Water for Elephants by Sara Gruen
Anyhow, I finished Water for Elephants last night to considerable internal grumbling. This bestseller has been ubiquitous among book groups and casual readers, so a full plot summary seems unnecessary. For those few who haven't read it, though, the basic idea is that Jacob Jankowski is in his nineties and living in an assisted living facility. When the circus comes to town, he reflects on his experiences with the Benzini Brothers Most Spectacular Show on Earth. Through his flashbacks, we meet the evil August (the polished and charming equestrian director, who also happens to be a violent paranoid schizophrenic) and his wife, Marlena, who is the beautiful and gifted animal performer that Jacob falls in love with. It is a typical love triangle romance set in a unique environment with some interesting historical cues thrown in.
The concept is a good one, and the elder Jacob is an interesting and fairly well-drawn character. For the most part, his struggles with aging seem realistic. My only trouble comes from the recurring reference to him not knowing how old he is ("I am ninety. Or ninety-three. One or the other.") My limited experience with someone who has aged past the point of keeping track of time has shown this struggle to be terribly problematic and often resulting in anger, not a flippant mention. The younger Jacob is less appealing, but I was interested in the story at the beginning. By the time I reached the end, I was frustrated. The book is not great. It is rather thinly written, and the reviewers who have commented on her cliches are spot on. But as an entertaining and unchallenging read, it hits its market successfully. My major problems come from the externals of this book.
The back cover quotes The New York Times Book Review when it says Gruen "saves a terrific revelation for the final pages." Having read that comment before starting, I was poised for something huge at the end. I couldn't understand how it would be possible since Gruen chooses the classic in medias res technique and shows us the climax (albeit a veiled version) in the prologue. Unfortunately, the ultimate "twist" was anti-climactic. The other issue is with all these books coming with a Book Group Study Guide in the back. This one has an interview with the author, which I often appreciate, and a set of discussion questions. These questions make me crazy! If you are a reader who is planning to discuss a book, you come to your group with passages marked, things you liked, things that made you angry, and things that you were curious about. You don't need a set of ridiculously stilted questions to "get you started." In fact, these questions could end up functioning like endnotes can: they make you feel you can't trust your own reading of the book.

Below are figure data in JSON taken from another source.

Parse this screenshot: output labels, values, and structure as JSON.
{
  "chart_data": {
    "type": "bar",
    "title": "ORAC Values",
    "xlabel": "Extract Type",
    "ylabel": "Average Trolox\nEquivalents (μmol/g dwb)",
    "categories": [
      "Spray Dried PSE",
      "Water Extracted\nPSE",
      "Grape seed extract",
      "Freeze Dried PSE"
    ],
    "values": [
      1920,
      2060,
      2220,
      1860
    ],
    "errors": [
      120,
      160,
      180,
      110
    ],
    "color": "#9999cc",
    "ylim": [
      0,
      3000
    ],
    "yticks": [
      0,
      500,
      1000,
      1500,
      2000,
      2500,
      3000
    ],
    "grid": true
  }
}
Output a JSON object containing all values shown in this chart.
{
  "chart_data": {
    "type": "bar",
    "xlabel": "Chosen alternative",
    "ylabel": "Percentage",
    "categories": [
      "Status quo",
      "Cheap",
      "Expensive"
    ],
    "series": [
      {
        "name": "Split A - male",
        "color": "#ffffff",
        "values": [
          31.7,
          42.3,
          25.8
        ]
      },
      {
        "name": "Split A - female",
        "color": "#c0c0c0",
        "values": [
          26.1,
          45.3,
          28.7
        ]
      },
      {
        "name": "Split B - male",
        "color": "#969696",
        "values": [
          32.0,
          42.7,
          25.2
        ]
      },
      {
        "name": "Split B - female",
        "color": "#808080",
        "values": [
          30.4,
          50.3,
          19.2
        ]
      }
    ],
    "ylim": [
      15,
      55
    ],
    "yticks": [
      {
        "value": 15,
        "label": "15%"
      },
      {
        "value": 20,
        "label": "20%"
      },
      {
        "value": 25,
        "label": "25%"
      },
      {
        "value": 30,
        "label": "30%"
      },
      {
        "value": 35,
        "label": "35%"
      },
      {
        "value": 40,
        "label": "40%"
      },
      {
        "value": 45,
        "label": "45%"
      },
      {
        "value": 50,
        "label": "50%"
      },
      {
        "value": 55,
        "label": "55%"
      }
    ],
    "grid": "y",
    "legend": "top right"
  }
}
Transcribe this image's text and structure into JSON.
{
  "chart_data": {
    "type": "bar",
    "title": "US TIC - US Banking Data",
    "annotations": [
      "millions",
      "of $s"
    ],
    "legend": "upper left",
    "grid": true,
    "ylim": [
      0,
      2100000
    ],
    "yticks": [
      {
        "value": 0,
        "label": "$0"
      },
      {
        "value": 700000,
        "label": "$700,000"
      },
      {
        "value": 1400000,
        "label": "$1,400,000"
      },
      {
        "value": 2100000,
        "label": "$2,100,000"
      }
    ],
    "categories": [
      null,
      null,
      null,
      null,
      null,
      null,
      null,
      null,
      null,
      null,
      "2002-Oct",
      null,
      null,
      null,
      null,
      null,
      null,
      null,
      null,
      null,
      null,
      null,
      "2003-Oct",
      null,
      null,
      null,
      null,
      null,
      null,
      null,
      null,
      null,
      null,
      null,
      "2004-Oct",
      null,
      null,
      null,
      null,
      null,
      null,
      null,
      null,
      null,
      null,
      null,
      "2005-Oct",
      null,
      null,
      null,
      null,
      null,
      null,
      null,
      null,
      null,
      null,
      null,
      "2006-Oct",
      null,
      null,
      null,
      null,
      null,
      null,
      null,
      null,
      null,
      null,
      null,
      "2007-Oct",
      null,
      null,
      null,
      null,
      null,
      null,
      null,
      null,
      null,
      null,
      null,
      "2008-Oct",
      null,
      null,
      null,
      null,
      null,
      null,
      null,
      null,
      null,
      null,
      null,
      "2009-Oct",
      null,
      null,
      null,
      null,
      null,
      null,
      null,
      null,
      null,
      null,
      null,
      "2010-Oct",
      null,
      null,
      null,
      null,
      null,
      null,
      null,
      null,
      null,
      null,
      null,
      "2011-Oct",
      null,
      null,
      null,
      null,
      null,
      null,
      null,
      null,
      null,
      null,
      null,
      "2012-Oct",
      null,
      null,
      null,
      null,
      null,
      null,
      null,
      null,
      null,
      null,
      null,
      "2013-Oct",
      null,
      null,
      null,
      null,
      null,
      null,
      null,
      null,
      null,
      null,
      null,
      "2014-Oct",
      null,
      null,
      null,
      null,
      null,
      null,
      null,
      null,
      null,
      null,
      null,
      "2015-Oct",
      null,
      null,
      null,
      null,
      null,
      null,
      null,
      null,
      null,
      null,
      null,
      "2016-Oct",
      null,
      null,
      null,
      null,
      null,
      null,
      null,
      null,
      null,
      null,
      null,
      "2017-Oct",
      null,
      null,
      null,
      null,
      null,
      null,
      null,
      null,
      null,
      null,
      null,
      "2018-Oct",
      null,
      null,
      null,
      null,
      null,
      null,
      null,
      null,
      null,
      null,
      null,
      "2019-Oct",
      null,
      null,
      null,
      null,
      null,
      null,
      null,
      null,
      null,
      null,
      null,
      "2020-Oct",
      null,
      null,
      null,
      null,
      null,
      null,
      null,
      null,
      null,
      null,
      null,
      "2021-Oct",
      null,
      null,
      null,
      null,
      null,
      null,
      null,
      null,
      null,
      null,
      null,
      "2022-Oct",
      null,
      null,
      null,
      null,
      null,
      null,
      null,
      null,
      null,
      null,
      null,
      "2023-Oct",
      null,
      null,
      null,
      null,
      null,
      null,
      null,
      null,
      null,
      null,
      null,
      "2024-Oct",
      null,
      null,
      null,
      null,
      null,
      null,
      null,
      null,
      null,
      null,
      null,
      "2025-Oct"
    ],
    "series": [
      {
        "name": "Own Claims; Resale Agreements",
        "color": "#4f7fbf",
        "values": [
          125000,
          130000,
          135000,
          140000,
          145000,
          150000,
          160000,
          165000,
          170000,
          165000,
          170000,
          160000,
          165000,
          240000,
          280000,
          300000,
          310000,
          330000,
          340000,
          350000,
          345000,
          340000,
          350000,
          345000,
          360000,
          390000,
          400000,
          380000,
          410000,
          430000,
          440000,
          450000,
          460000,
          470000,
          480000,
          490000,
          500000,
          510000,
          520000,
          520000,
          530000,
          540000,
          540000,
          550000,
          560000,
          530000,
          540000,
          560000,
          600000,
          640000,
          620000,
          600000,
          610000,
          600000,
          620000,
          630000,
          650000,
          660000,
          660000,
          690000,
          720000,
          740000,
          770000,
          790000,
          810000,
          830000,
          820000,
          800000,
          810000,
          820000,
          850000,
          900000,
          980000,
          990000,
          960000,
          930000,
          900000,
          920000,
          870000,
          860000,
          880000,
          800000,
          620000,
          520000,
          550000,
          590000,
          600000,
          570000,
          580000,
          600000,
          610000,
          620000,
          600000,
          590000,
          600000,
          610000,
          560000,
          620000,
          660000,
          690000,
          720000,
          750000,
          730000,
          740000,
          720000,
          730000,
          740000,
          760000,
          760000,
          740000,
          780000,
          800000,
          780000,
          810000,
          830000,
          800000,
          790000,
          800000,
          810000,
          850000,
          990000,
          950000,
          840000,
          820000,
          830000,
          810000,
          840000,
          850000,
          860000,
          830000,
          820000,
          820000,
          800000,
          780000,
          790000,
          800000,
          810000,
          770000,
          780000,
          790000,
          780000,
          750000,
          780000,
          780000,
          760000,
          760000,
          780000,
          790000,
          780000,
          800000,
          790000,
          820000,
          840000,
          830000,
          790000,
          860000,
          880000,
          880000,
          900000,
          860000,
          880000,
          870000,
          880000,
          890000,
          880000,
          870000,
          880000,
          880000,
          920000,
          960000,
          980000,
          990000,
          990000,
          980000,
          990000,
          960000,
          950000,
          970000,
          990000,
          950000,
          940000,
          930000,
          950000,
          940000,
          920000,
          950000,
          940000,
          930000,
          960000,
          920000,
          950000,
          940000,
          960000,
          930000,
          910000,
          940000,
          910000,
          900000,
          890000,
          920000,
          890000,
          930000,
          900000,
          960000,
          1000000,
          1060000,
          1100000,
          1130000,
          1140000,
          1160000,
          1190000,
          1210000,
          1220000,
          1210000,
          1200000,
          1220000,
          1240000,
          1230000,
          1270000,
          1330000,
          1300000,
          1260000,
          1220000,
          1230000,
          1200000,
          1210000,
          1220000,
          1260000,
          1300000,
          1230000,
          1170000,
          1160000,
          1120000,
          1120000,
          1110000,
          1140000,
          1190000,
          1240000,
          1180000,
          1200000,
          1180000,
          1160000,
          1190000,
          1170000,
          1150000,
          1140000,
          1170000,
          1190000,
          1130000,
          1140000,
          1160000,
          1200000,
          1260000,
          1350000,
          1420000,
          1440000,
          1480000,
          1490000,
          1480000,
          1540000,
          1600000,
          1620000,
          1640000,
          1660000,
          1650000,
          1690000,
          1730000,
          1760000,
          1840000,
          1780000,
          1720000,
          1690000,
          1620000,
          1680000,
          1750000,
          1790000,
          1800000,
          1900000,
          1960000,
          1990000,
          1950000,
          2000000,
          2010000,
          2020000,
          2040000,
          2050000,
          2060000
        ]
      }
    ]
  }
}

Case in point: both the Book Group questions and the interview include Gruen's claim that the "backbone" of her story is the biblical story of Jacob found in Genesis. After reading these comments (especially Gruen's statement, "I thought it would be a fun thing to play up for people who recognized it."), I felt inadequate. As a careful reader and someone who is fairly familiar with the Old Testament, I condemned myself for missing something big. So, I reread Jacob's story in Genesis and considered again Jacob Jankowski's story. Ultimately, I must conclude the parallels are not strong enough to call this biblical text the backbone of the story. There simply are not enough points of similarity. Sure, Jacob slept with his head on a rock too, but he ended up speaking to (and later wrestling with!) God before the night was over. Jacob J. just joins the circus. Jacob J. had five children, so he was considered fairly fertile, but the original Jacob was the father of the Jewish people. Finally, it makes no sense at all that the most evil character in the book was Jewish if you are supposedly making your hero parallel with a great Jewish forefather. She didn't "play up" anything. In fact, it makes me wonder if someone pointed out the connection between the names and rock sleeping after the fact. I just cannot believe it was a driving force in the writing of the original narrative.
These unfortunate endpieces made for an overall unsatisfying experience. Without them, I could have enjoyed the book for what it was and left it alone. Instead, I'm left questioning the motives of the author and the publisher and feeling like the book got cheated in the process.